During the same period, the study found that a typical residential solar system cost about $5 per watt.
“On average, folks have effectively got out of the home sale the same value or the comparable value that they put in,” said Ryan Wiser, one of the report’s authors. That’s in addition to saving on their electricity bills.
Many homeowners did better than break even. People who installed panels on pre-existing homes increased the resale price by more than $6 per watt, on average. In contrast, solar systems only added $2.30 to $2.60 per watt to the sale price of new homes built with solar included.
The study’s authors did not try to find the reason for that difference. But Wiser, a staff scientist at the lab, said it could be a matter of motivation. Homeowners who pay to install solar on an pre-existing house are keenly aware of the cost and don’t want to lose their investment.
“The homeowner puts that $5 per watt investment on their home, and if they sell the home the next year, darn it, they want to get that $5 per watt back,” Wiser said.
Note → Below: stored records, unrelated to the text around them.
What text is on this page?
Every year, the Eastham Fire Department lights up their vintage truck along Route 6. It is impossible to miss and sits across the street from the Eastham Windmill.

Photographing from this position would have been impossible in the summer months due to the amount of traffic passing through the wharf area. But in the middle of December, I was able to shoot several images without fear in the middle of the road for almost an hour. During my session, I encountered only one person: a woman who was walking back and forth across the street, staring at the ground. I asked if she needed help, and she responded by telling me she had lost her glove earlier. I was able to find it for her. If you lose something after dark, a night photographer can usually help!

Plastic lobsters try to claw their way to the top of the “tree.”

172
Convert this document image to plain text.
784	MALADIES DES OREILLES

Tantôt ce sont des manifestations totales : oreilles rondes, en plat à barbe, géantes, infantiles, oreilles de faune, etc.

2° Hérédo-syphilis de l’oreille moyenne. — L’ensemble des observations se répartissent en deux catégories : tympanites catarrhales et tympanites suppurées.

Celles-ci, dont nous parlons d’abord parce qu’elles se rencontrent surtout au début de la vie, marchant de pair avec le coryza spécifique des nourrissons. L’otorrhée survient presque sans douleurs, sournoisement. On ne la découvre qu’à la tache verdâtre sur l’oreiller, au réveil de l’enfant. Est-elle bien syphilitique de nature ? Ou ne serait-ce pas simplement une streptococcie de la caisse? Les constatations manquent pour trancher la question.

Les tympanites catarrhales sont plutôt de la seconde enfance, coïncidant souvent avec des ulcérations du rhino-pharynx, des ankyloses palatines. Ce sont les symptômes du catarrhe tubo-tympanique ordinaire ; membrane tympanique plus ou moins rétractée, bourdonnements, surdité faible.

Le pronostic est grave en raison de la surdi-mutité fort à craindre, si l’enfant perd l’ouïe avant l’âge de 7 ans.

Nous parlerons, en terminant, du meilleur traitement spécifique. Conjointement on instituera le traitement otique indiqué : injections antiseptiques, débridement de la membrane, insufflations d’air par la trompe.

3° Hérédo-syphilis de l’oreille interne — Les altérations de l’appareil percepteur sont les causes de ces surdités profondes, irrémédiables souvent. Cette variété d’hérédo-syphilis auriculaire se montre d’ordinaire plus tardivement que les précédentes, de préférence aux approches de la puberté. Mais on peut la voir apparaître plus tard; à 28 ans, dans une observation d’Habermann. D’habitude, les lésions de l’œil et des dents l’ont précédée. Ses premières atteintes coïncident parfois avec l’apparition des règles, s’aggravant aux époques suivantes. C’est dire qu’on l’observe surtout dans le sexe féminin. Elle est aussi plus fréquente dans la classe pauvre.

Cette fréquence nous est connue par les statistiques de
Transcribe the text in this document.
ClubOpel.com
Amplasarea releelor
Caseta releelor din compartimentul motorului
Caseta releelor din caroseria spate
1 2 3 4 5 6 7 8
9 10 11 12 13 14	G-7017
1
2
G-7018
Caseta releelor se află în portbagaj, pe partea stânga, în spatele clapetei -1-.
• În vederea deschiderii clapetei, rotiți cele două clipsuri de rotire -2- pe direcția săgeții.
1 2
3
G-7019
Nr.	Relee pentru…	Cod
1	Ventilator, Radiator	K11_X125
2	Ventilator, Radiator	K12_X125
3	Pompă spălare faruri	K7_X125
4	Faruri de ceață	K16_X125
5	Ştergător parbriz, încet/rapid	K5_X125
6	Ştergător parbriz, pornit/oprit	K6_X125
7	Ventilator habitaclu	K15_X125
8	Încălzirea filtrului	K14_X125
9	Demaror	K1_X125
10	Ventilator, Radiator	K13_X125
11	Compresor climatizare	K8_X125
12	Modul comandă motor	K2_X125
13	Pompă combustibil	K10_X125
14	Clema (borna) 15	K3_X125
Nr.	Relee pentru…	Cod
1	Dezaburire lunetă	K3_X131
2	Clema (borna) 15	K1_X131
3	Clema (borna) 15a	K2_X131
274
Developers who sell new solar homes, however, think of the system as just one of the home’s attributes. “Their goal is not necessarily to recoup the investment on any individual item,” Wiser said. “They want to sell that home and move on to the next.”
The study will be welcome news to solar installation companies.
Gary Gerber, president and chief executive officer of Sun Light & Power in Berkeley, said customers interested in the financial pros and cons of a solar system often ask about the effect on a home’s resale value. More important, home appraisers are often uncertain how to value what to do with residential solar systems, he said.
“I think appraisers are really casting about for guidance on this issue,” said Gerber, who is also president of the California Solar Energy Industries Association, a trade group. “They certainly set the price that the bank will loan. And if they and the bank aren’t in agreement on the value, it really doesn’t matter what the buyer and the seller want.”